While I would hope that this sort of feature would stick around for future Battlefield titles on consoles, I believe some fine-tuning is in order to streamline the process and keep the community playing together, rather than having everyone off doing their own thing. I also think abnormal server "rules" should be kept strictly private and not public. "Pistol-only" matches can indeed be fun, but not if you aren't looking for one. While this mostly only applies to the console audience, and perhaps the more casual audience, it is their larger audience in the end. That leaves something to be said for the PC side of life, where the Battlefield series found its original home.

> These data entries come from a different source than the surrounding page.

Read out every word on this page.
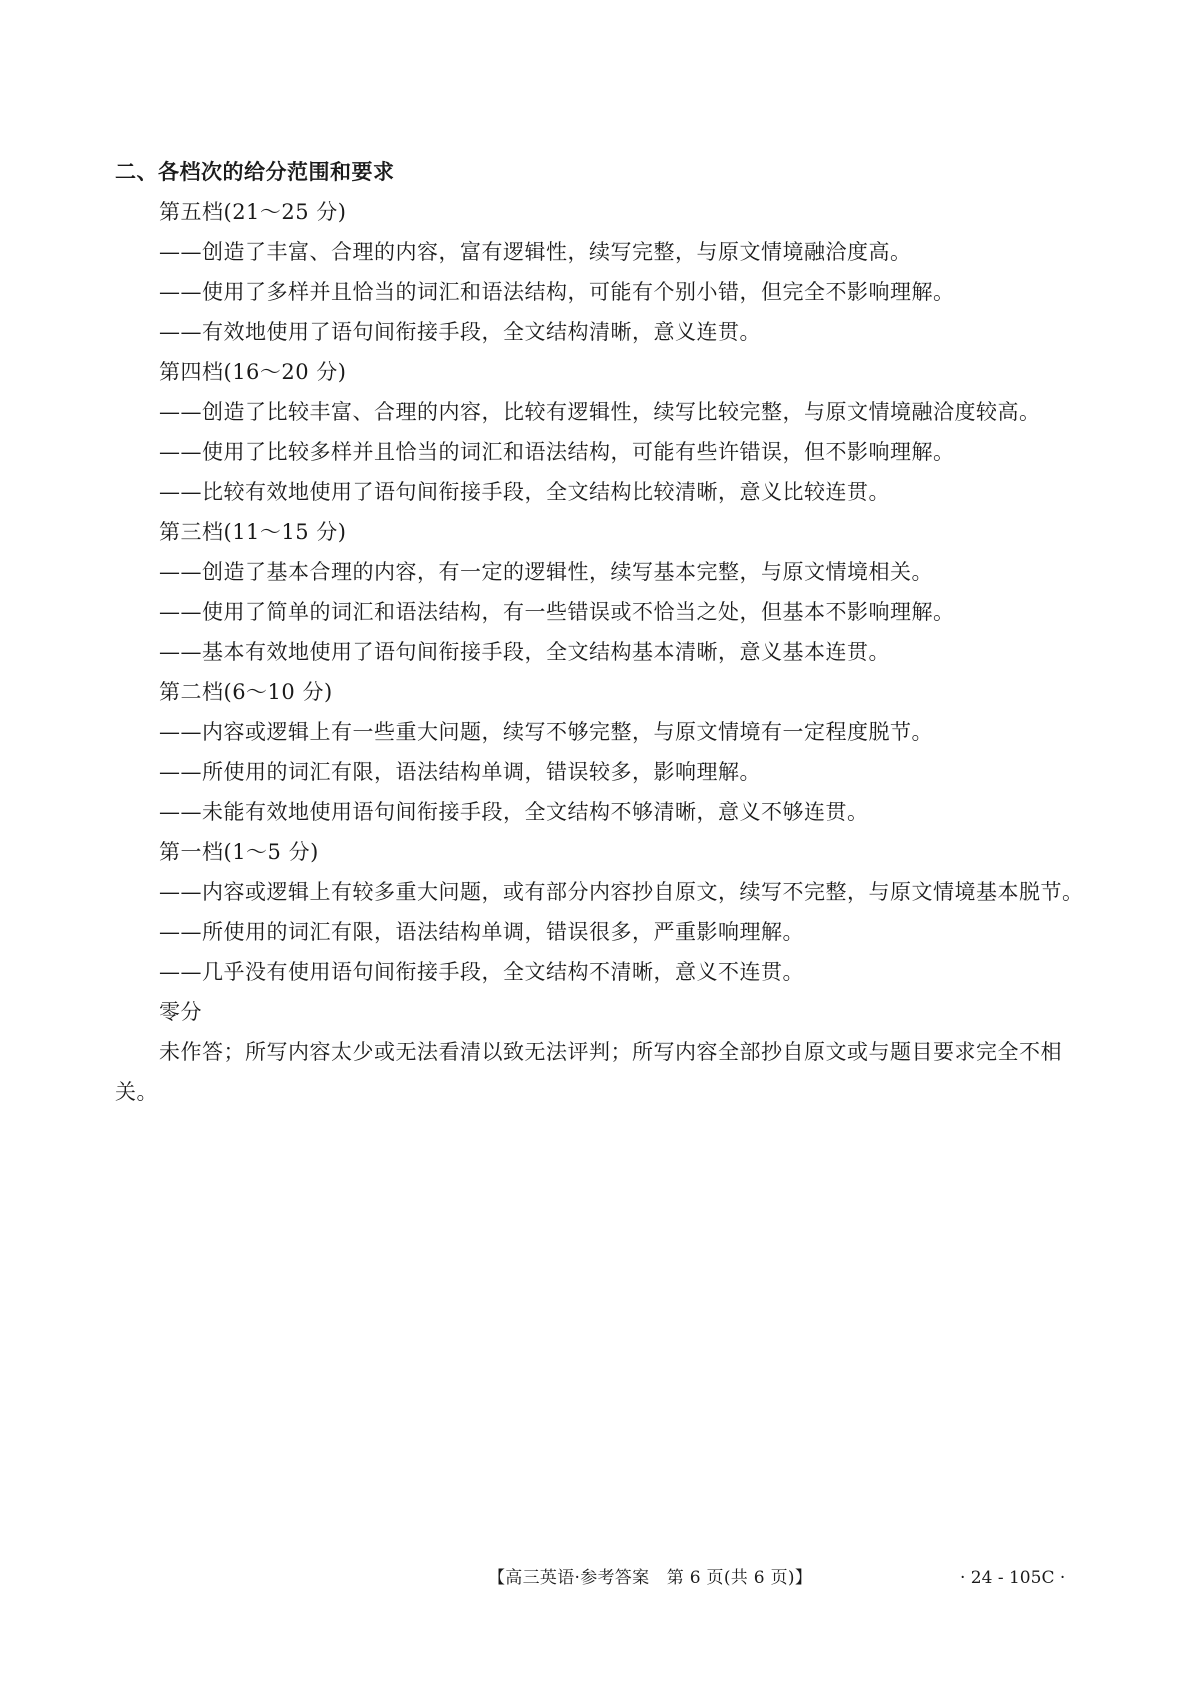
二、各档次的给分范围和要求

第五档(21～25 分)

——创造了丰富、合理的内容，富有逻辑性，续写完整，与原文情境融洽度高。

——使用了多样并且恰当的词汇和语法结构，可能有个别小错，但完全不影响理解。

——有效地使用了语句间衔接手段，全文结构清晰，意义连贯。

第四档(16～20 分)

——创造了比较丰富、合理的内容，比较有逻辑性，续写比较完整，与原文情境融洽度较高。

——使用了比较多样并且恰当的词汇和语法结构，可能有些许错误，但不影响理解。

——比较有效地使用了语句间衔接手段，全文结构比较清晰，意义比较连贯。

第三档(11～15 分)

——创造了基本合理的内容，有一定的逻辑性，续写基本完整，与原文情境相关。

——使用了简单的词汇和语法结构，有一些错误或不恰当之处，但基本不影响理解。

——基本有效地使用了语句间衔接手段，全文结构基本清晰，意义基本连贯。

第二档(6～10 分)

——内容或逻辑上有一些重大问题，续写不够完整，与原文情境有一定程度脱节。

——所使用的词汇有限，语法结构单调，错误较多，影响理解。

——未能有效地使用语句间衔接手段，全文结构不够清晰，意义不够连贯。

第一档(1～5 分)

——内容或逻辑上有较多重大问题，或有部分内容抄自原文，续写不完整，与原文情境基本脱节。

——所使用的词汇有限，语法结构单调，错误很多，严重影响理解。

——几乎没有使用语句间衔接手段，全文结构不清晰，意义不连贯。

零分

未作答；所写内容太少或无法看清以致无法评判；所写内容全部抄自原文或与题目要求完全不相关。

【高三英语·参考答案　第 6 页(共 6 页)】	· 24 - 105C ·
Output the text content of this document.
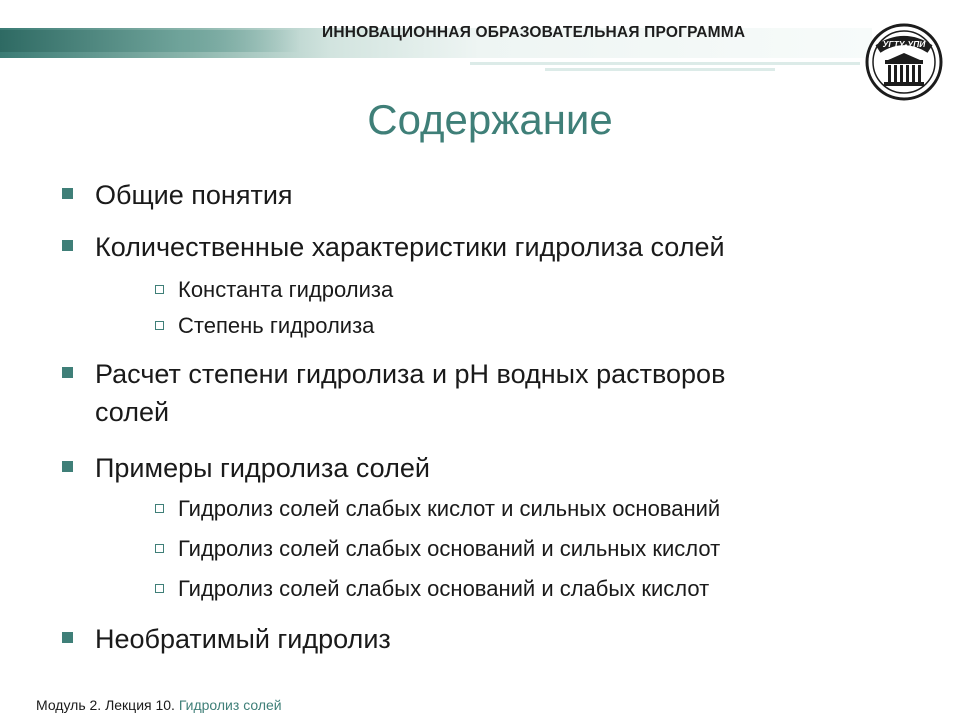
ИННОВАЦИОННАЯ ОБРАЗОВАТЕЛЬНАЯ ПРОГРАММА
УГТУ-УПИ
Содержание
Общие понятия
Количественные характеристики гидролиза солей
Константа гидролиза
Степень гидролиза
Расчет степени гидролиза и рН водных растворов
солей
Примеры гидролиза солей
Гидролиз солей слабых кислот и сильных оснований
Гидролиз солей слабых оснований и сильных кислот
Гидролиз солей слабых оснований и слабых кислот
Необратимый гидролиз
Модуль 2. Лекция 10. Гидролиз солей
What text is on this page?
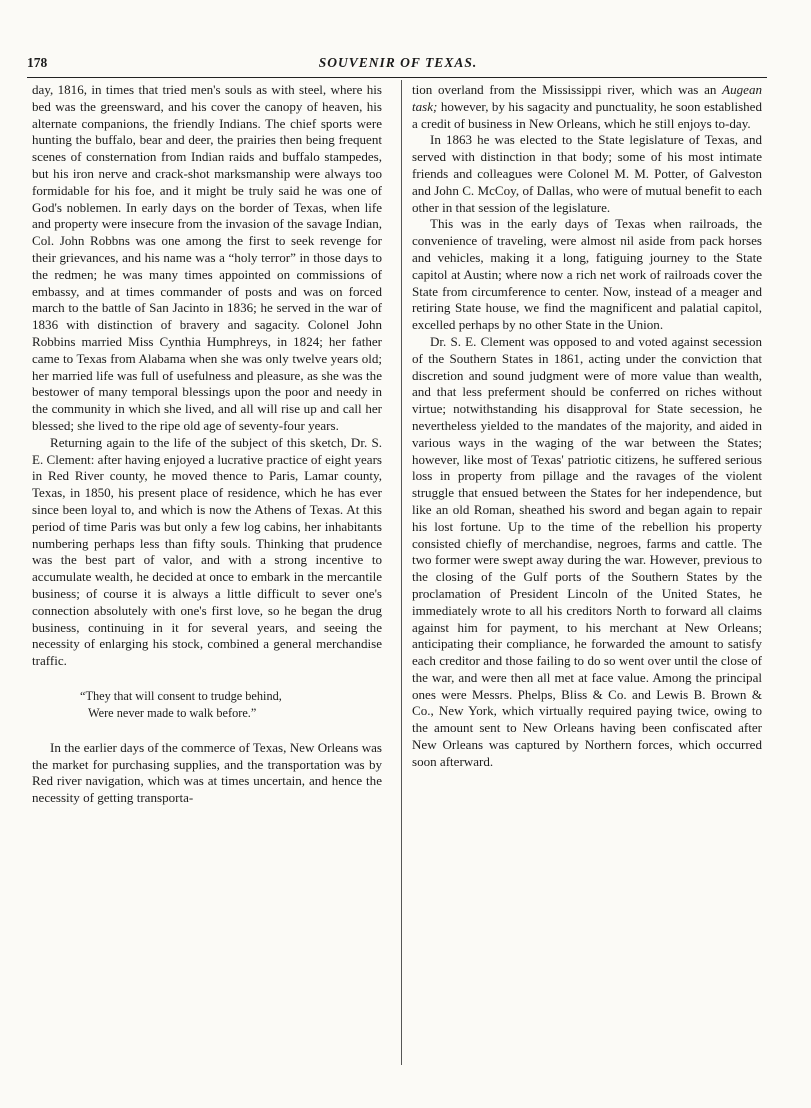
178	SOUVENIR OF TEXAS.

day, 1816, in times that tried men's souls as with steel, where his bed was the greensward, and his cover the canopy of heaven, his alternate companions, the friendly Indians. The chief sports were hunting the buffalo, bear and deer, the prairies then being frequent scenes of consternation from Indian raids and buffalo stampedes, but his iron nerve and crack-shot marksmanship were always too formidable for his foe, and it might be truly said he was one of God's noblemen. In early days on the border of Texas, when life and property were insecure from the invasion of the savage Indian, Col. John Robbns was one among the first to seek revenge for their grievances, and his name was a “holy terror” in those days to the redmen; he was many times appointed on commissions of embassy, and at times commander of posts and was on forced march to the battle of San Jacinto in 1836; he served in the war of 1836 with distinction of bravery and sagacity. Colonel John Robbins married Miss Cynthia Humphreys, in 1824; her father came to Texas from Alabama when she was only twelve years old; her married life was full of usefulness and pleasure, as she was the bestower of many temporal blessings upon the poor and needy in the community in which she lived, and all will rise up and call her blessed; she lived to the ripe old age of seventy-four years.

Returning again to the life of the subject of this sketch, Dr. S. E. Clement: after having enjoyed a lucrative practice of eight years in Red River county, he moved thence to Paris, Lamar county, Texas, in 1850, his present place of residence, which he has ever since been loyal to, and which is now the Athens of Texas. At this period of time Paris was but only a few log cabins, her inhabitants numbering perhaps less than fifty souls. Thinking that prudence was the best part of valor, and with a strong incentive to accumulate wealth, he decided at once to embark in the mercantile business; of course it is always a little difficult to sever one's connection absolutely with one's first love, so he began the drug business, continuing in it for several years, and seeing the necessity of enlarging his stock, combined a general merchandise traffic.

“They that will consent to trudge behind,
Were never made to walk before.”

In the earlier days of the commerce of Texas, New Orleans was the market for purchasing supplies, and the transportation was by Red river navigation, which was at times uncertain, and hence the necessity of getting transporta-

tion overland from the Mississippi river, which was an Augean task; however, by his sagacity and punctuality, he soon established a credit of business in New Orleans, which he still enjoys to-day.

In 1863 he was elected to the State legislature of Texas, and served with distinction in that body; some of his most intimate friends and colleagues were Colonel M. M. Potter, of Galveston and John C. McCoy, of Dallas, who were of mutual benefit to each other in that session of the legislature.

This was in the early days of Texas when railroads, the convenience of traveling, were almost nil aside from pack horses and vehicles, making it a long, fatiguing journey to the State capitol at Austin; where now a rich net work of railroads cover the State from circumference to center. Now, instead of a meager and retiring State house, we find the magnificent and palatial capitol, excelled perhaps by no other State in the Union.

Dr. S. E. Clement was opposed to and voted against secession of the Southern States in 1861, acting under the conviction that discretion and sound judgment were of more value than wealth, and that less preferment should be conferred on riches without virtue; notwithstanding his disapproval for State secession, he nevertheless yielded to the mandates of the majority, and aided in various ways in the waging of the war between the States; however, like most of Texas' patriotic citizens, he suffered serious loss in property from pillage and the ravages of the violent struggle that ensued between the States for her independence, but like an old Roman, sheathed his sword and began again to repair his lost fortune. Up to the time of the rebellion his property consisted chiefly of merchandise, negroes, farms and cattle. The two former were swept away during the war. However, previous to the closing of the Gulf ports of the Southern States by the proclamation of President Lincoln of the United States, he immediately wrote to all his creditors North to forward all claims against him for payment, to his merchant at New Orleans; anticipating their compliance, he forwarded the amount to satisfy each creditor and those failing to do so went over until the close of the war, and were then all met at face value. Among the principal ones were Messrs. Phelps, Bliss & Co. and Lewis B. Brown & Co., New York, which virtually required paying twice, owing to the amount sent to New Orleans having been confiscated after New Orleans was captured by Northern forces, which occurred soon afterward.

If there is one thing DICE could have done to have kept Battlefield 3's life span healthy and constantly rejuvenated, it would have been to allow PC mod tools. Look at what happened to Bohemia Interactive's Arma 2. We got the Day Z zombie mod, soon to be its own standalone title. Bethesda's The Elder Scrolls V: Skyrim has also been turning heads with its beautiful texture mods. It's not even a multiplayer game and yet there is a healthy community of modders constantly finding ways to make an already content-rich game even beefier. I think we could see some pretty amazing things coming from a community of dedicated Battlefield modders, should DICE be able to work past the technical issues and complexities of the Frostbite 2 engine in order to allow it.


At the present moment, Battlefield 3 is a very different game than it was back in October of 2011. It raises the question, however, "was Battlefield 3 even finished when it shipped?" Being the first Battlefield title powered by the brand new Frostbite 2 engine, developers clearly had a hard time covering up the number of bugs that came along with it. Nevertheless, it is without question that DICE has done a commendable job at supporting their product post-launch. One could even argue that Battlefield 3 would never have reached the stature it has today without the feedback of the millions of gamers that have had a chance to sink some serious time into it after launch. While the patching process may have been slow and cumbersome, and some particularly game-breaking issues were dealt with rather last-minute, patches were almost little pieces of DLC in themselves. Again, though support in general was top notch, perhaps smaller, more frequent patches would yield a happier community.


Moving forward, into Battlefield 4, or whatever DICE may have in store for the future, I believe asking themselves the following questions would prove beneficial, if they haven't done so already:

  • In what ways could value be added to the next iteration of Battlefield's "Premium" service?
  • Would a more compact DLC schedule keep players' interest better?
  • How can the Server Browser be streamlined for clarity and ease-of-use while keeping the community playing together?
  • Would providing smaller, more frequent updates yield happier players?
  • Would the extra effort put into allowing mod-tools for PC players improve Battlefield's lifespan?

Considering the amount of experimentation that went on over the past 14 months—new DLC model, new engine, the Battlelog, bigger audience, etc.—it will be interesting to see how DICE acts upon their findings and where the battlefield takes them in the future.

Until then, you know how the saying goes: "See you on the battlefield."